Closed pibion closed 2 years ago
good, I will add one more. It seems like Terraform, which I use to manage the resources, has lost the state. I am surprised about how fragile it is.
Anyway, I am debugging the issue and will notify here when I manage to add a second worker node.
Asked about Magnum, will update here. They also have a new project for 1-click Kubernetes installs named CACAO, but only supports manual scaling.
I investigated the Terraform issue, it looks like it is a known problem that the old Terraform version I am using can "loose the state", :-1: Unfortunately when I tried to use a newer version of Terraform it was not supported by Kubespray. So I would need to redeploy again, then restore all the user volumes and the data volume.
However Jeremy forecasts we could have Magnum in 2 or 3 weeks, so I suggest we wait for Magnum and redeploy then.
In the meantime, if we can't wait, we have 2 options:
@zonca definitely not urgent enough given the risk. I think changing to an 8 GB default config is a great solution.
ok, I deployed your 22.06.3
image
Mike Lowe from the Jetstream team said instead that Magnum could come in August, so let's think about how to proceed.
Hmm yeah that suggests "larger node" to me. Most of the users on Jetstream are novice users and the fewer unnecessary issues the better.
I'm a big proponent of "git push the changes you like, you never know when the chaotic neutral Data Fairy will make your information vanish."
Also, I'd rather break things now while we have relatively few users (and I'm certain nobody is going to lose their thesis work), depending on how usage grows then we may want to think about how to harden the redeployment.
I say we go for it, if it breaks, it'll be a great learning experience. Mwa hahahaha
ok, maybe I can try the resizing on Friday, and hopefully can put it back online by Monday or Tuesday if it breaks.
I think it would also be good to either take away the "full node" option, or re-deploy in a way that someone choosing the "full node" option still leaves two to three default instances available (8 GB is likely fine for default).
Looking at our remaining allocation, I'd advocate for a full node plus three default instances - I'd love to have a full node available as we work on data analysis tools.

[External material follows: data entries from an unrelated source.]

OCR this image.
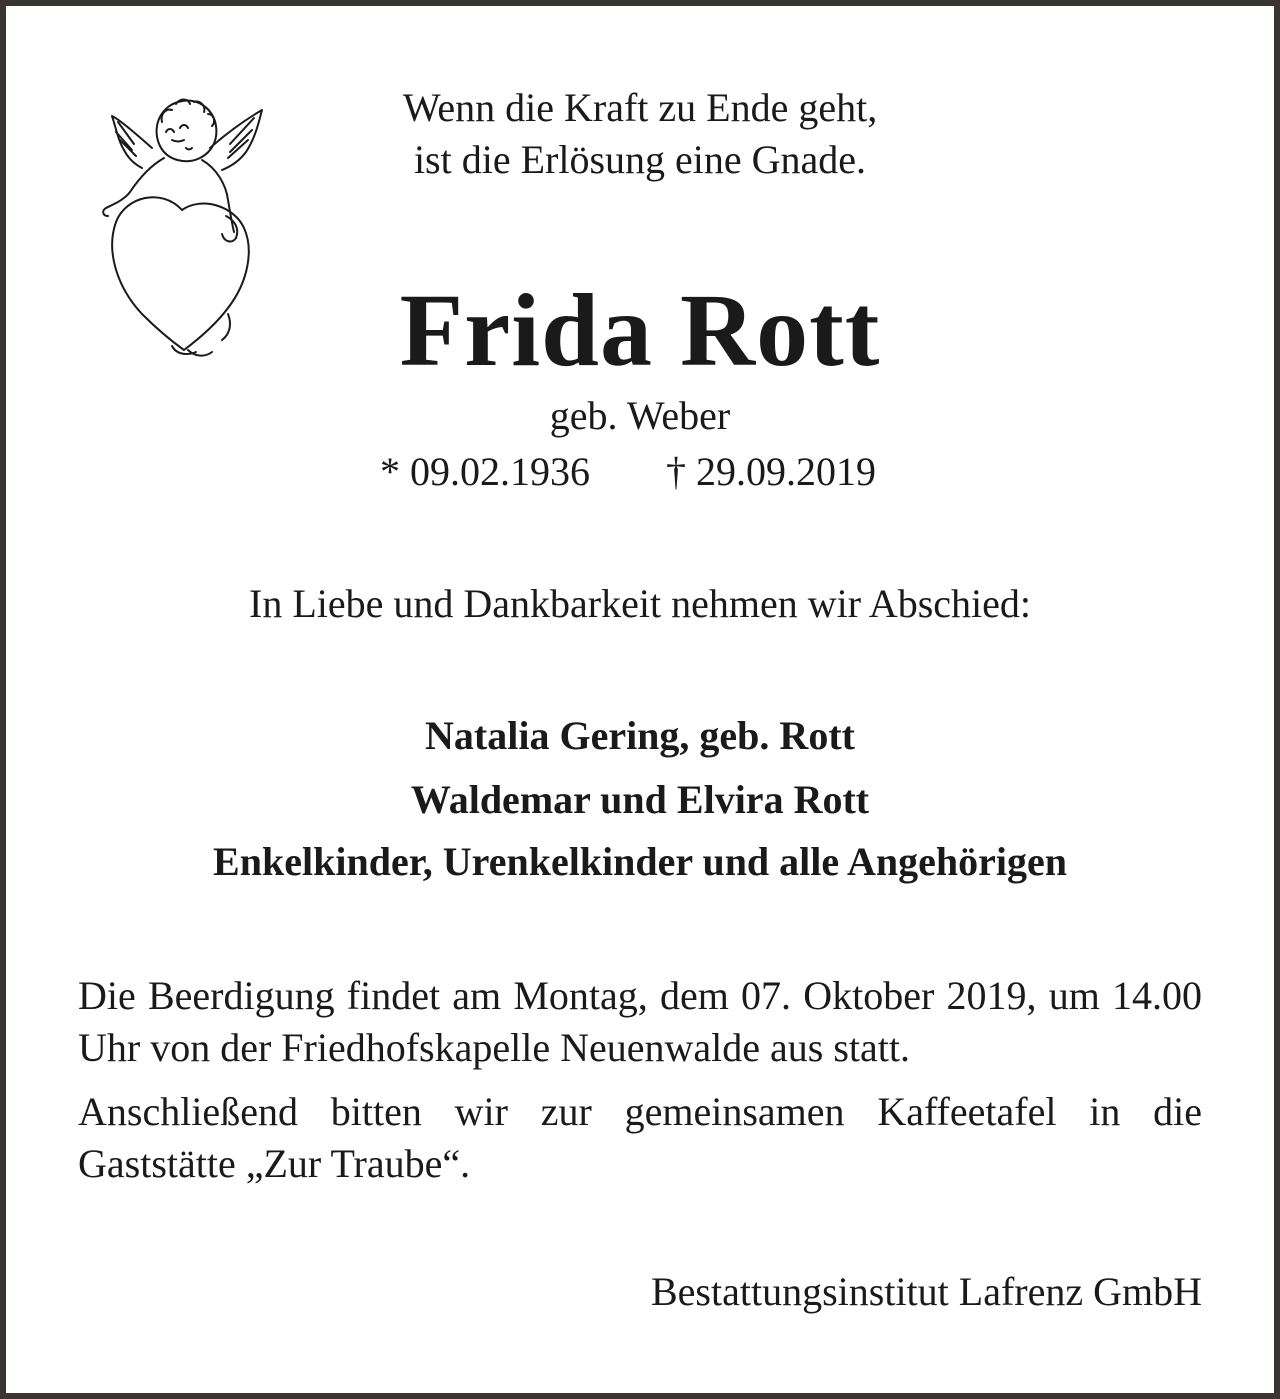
Wenn die Kraft zu Ende geht,
ist die Erlösung eine Gnade.
Frida Rott
geb. Weber
* 09.02.1936 † 29.09.2019
In Liebe und Dankbarkeit nehmen wir Abschied:
Natalia Gering, geb. Rott
Waldemar und Elvira Rott
Enkelkinder, Urenkelkinder und alle Angehörigen
Die Beerdigung findet am Montag, dem 07. Oktober 2019, um 14.00 Uhr von der Friedhofskapelle Neuenwalde aus statt.
Anschließend bitten wir zur gemeinsamen Kaffeetafel in die Gaststätte „Zur Traube“.
Bestattungsinstitut Lafrenz GmbH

And right now it's a weekly use-case where three people are on default instances at the same time.
ok, I'll target for this Friday
@pibion I'll start now, JupyterHub will probably be down the whole day
actually, the resizing worked very quickly without destroying the instance, and that is good. However there are some issues with the CVMFS volume, I'll investigate it and notify when fixed.

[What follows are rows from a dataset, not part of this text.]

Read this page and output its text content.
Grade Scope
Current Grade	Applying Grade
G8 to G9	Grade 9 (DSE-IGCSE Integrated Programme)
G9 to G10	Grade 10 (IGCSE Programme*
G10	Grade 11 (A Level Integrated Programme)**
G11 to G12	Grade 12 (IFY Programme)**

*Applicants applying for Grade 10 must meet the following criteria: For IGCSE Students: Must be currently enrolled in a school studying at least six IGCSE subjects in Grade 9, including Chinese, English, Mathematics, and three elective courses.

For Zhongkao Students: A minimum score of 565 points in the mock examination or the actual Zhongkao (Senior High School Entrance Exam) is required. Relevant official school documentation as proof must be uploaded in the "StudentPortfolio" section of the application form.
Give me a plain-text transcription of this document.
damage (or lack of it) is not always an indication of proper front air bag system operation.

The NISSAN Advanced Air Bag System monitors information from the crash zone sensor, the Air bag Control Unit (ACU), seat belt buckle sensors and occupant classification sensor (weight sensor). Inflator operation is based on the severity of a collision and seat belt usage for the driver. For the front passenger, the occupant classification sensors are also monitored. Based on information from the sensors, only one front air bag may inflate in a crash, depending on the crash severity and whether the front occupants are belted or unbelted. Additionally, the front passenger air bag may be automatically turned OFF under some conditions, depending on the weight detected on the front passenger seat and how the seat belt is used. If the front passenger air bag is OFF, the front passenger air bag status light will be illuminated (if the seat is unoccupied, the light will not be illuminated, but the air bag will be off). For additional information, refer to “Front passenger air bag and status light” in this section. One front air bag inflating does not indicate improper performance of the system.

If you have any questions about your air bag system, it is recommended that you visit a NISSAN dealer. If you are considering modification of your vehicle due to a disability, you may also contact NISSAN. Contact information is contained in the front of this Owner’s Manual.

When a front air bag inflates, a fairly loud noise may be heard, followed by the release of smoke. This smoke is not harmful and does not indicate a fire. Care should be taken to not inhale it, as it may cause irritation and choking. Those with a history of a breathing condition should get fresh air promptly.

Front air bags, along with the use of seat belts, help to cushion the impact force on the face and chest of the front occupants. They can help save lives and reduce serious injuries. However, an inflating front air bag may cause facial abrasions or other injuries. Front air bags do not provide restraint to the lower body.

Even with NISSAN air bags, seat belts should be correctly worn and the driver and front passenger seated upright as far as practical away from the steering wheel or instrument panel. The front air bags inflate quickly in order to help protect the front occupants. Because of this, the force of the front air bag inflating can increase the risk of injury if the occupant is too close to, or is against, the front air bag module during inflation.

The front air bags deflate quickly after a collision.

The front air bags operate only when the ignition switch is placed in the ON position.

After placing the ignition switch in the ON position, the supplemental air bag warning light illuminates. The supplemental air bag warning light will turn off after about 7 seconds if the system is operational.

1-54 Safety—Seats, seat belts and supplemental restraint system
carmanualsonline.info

I think it was just the CVMFS pod that was restarting, I think it is working, please let me know if you find issues. now the instance has 60 GB of RAM and can sustain 3x8GB + 1x24GB, we have some RAM left, let's leave 6 GB to the OS. @pibion how do you want to split the 54 GB available?
@zonca could we bump the 8GB instances to 15GB, add one 15 GB instance, and then give the rest to the large-cpu-memory instance?
So 4x15GB + 1x40GB?
We only have one virtual machine running with 60 GB. So we can do 15 and 40 So we can either have three default instances running or one large instance and one default instance.

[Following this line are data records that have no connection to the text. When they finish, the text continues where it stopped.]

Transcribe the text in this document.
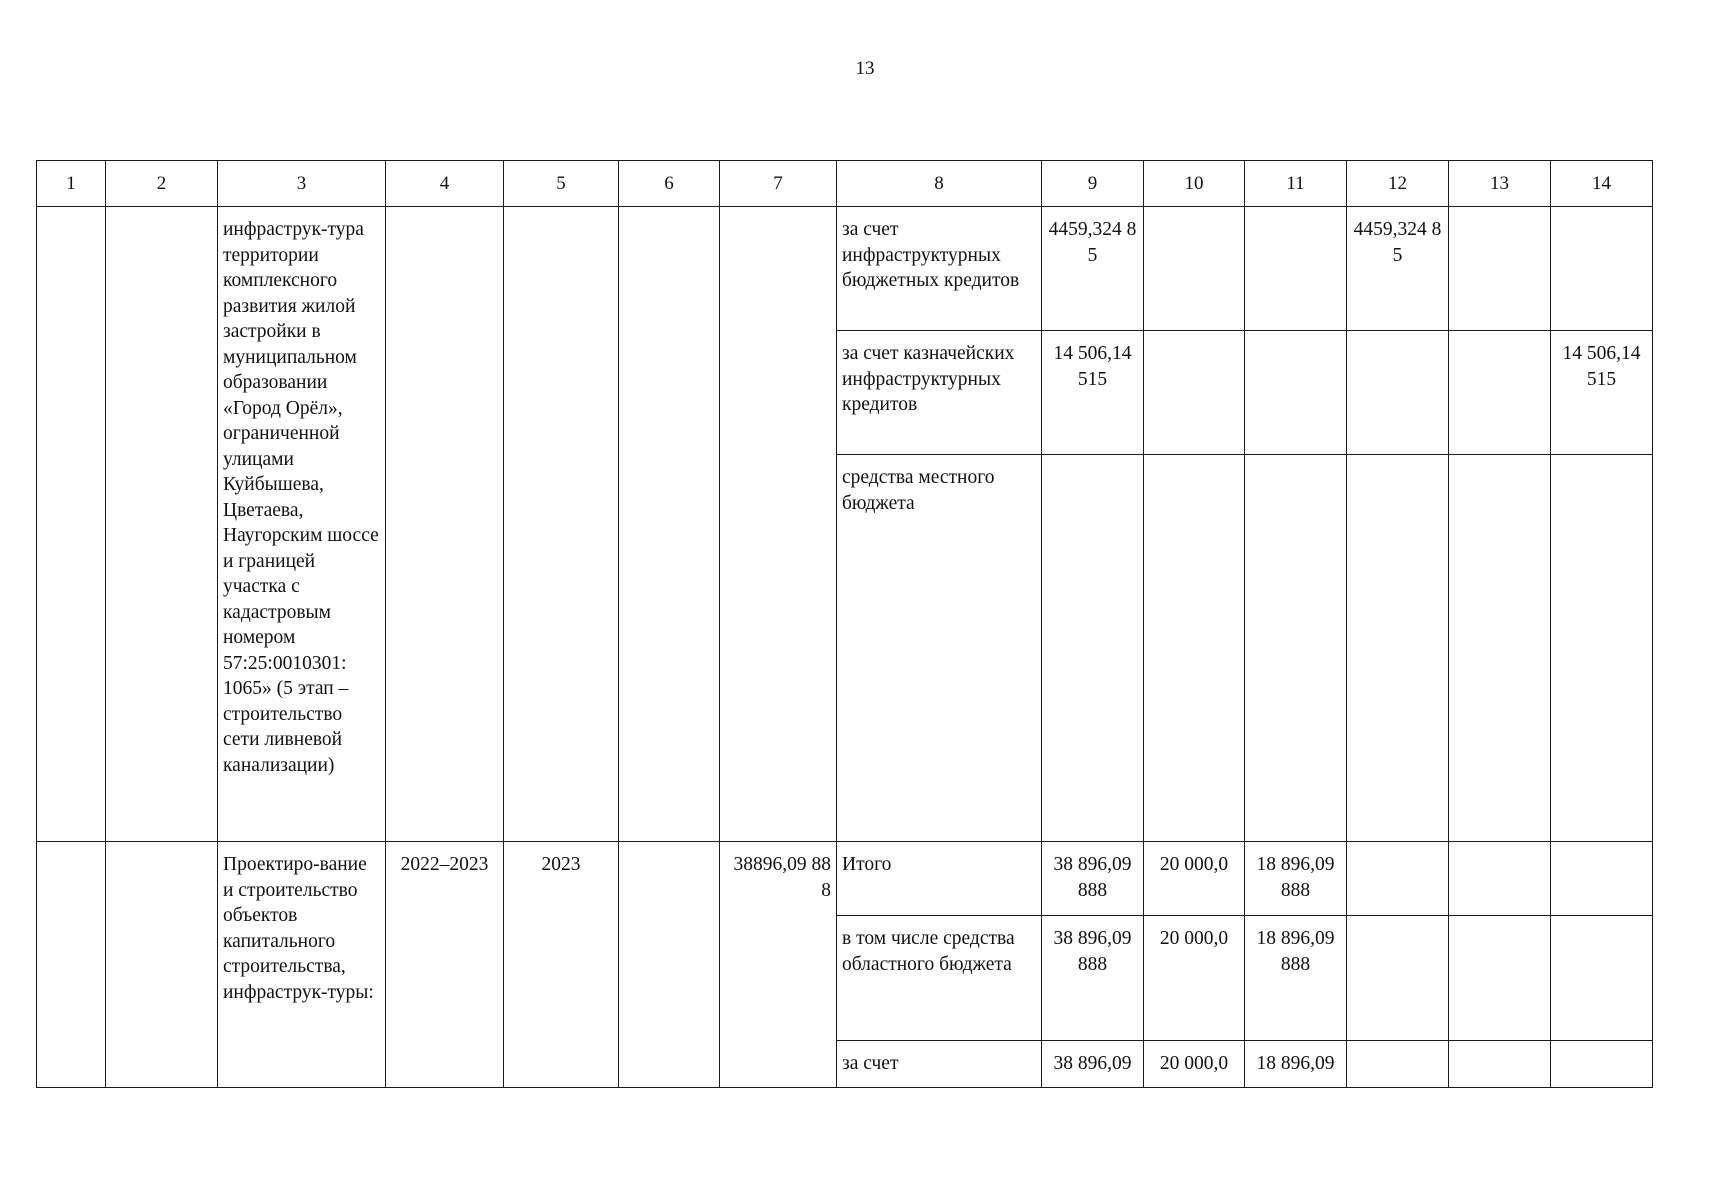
13
1	2	3	4	5	6	7	8	9	10	11	12	13	14
		инфраструк-тура территории комплексного развития жилой застройки в муниципальном образовании «Город Орёл», ограниченной улицами Куйбышева, Цветаева, Наугорским шоссе и границей участка с кадастровым номером 57:25:0010301: 1065» (5 этап – строительство сети ливневой канализации)					за счет инфраструктурных бюджетных кредитов	4459,324 85			4459,324 85		
							за счет казначейских инфраструктурных кредитов	14 506,14 515					14 506,14 515
							средства местного бюджета						
		Проектиро-вание и строительство объектов капитального строительства, инфраструк-туры:	2022–2023	2023		38896,09 888	Итого	38 896,09 888	20 000,0	18 896,09 888			
							в том числе средства областного бюджета	38 896,09 888	20 000,0	18 896,09 888			
							за счет	38 896,09	20 000,0	18 896,09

Definitely three default instances, sorry, misunderstood the question.
sorry, I confused myself, I resized to a m3.xl
https://docs.jetstream-cloud.org/general/vmsizes/#jetstream2-cpu
So we have 125 GB of RAM, I don't think they are charging yet on Jetstream 2, so it is fine. We will most probably rebuild from scratch in September/October when we have Magnum.
So how do you want to split 125 GB of RAM?
How about 4x15GB + 2x30GB?
oh well I also added an extra large:
we could get a large 60 GB with 8 + 8 + 8 + 30 https://docs.jetstream-cloud.org/general/vmsizes/
On Wed, Jun 8, 2022 at 5:05 PM pibion @.***> wrote:
Looking at our remaining allocation, I'd advocate for a full node plus three default instances - I'd love to have a full node available as we work on data analysis tools.
And right now it's a weekly use-case where three people are on default instances at the same time.
— Reply to this email directly, view it on GitHub https://github.com/det-lab/jupyterhub-deploy-kubernetes-jetstream/issues/76#issuecomment-1150531450, or unsubscribe https://github.com/notifications/unsubscribe-auth/AAC5Q4S2UQJVSJJV75D52ITVOEYMTANCNFSM5YAO5POA . You are receiving this because you were mentioned.Message ID: <det-lab/jupyterhub-deploy-kubernetes-jetstream/issues/76/1150531450@ github.com>
@zonca I think the time has come for us to support more simultaneous instances!
:partying_face:
I think supporting four simultaneous default instances should be fine for now. Any word on the Magnum update?